Diminutive of Isaac, from Hebrew 'Yitzhak' meaning 'he will laugh.'
Ike is the familiar, windswept diminutive of Isaac, a name rooted in the Hebrew Yitzchak — meaning 'he laughs' or 'laughter.' The biblical Isaac, son of Abraham and Sarah, was named for the incredulous laughter his aged parents let slip when angels foretold his birth. That origin gives Ike an unexpected lightness: a name born from joy, surprise, and a touch of holy disbelief.
In American cultural memory, Ike is inseparable from Dwight D. Eisenhower, the Supreme Allied Commander in World War II who rode the campaign slogan 'I Like Ike' into the presidency in 1952. The name became a shorthand for plainspoken Midwestern reliability — capable, unshowy, trustworthy.
Before Eisenhower, Ike Turner brought the name into rock and blues history, though his legacy is a complicated one.

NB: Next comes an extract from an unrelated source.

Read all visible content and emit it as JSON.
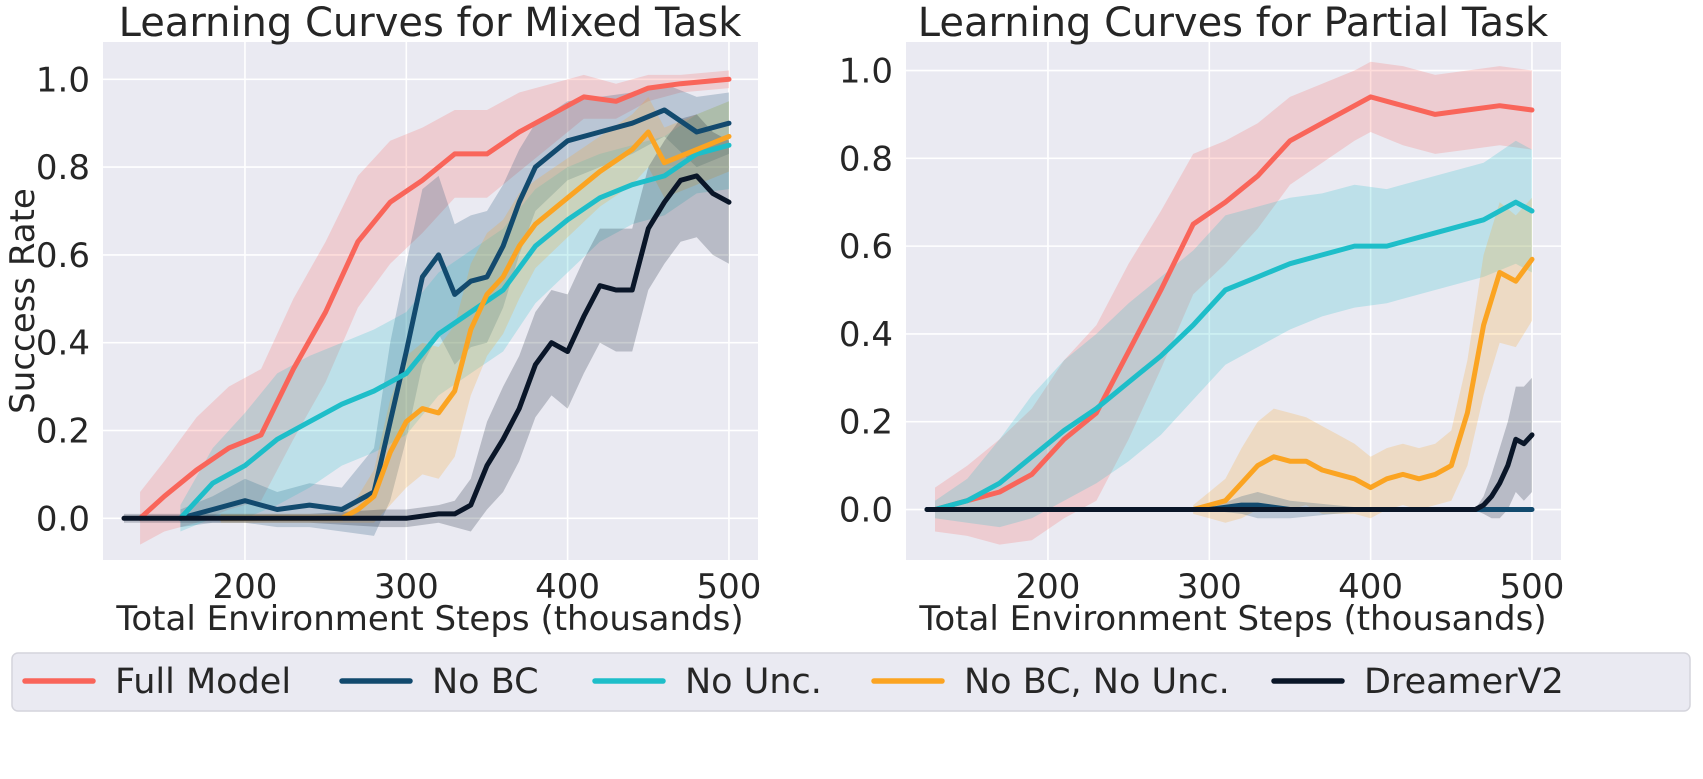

The name also belongs to Ike Davis, the baseball player, and dozens of unsung Americans who wore the nickname as a badge of straightforward character. Ike has a timeless informality that neither ages nor dates.
It was never fashionable in the precious sense — it simply persisted, generation after generation, as the kind of name a grandfather and a toddler can share without irony. In an era when parents are rediscovering short, punchy, vowel-forward names, Ike has the added virtue of meaning something: laughter, after all, is not a bad inheritance.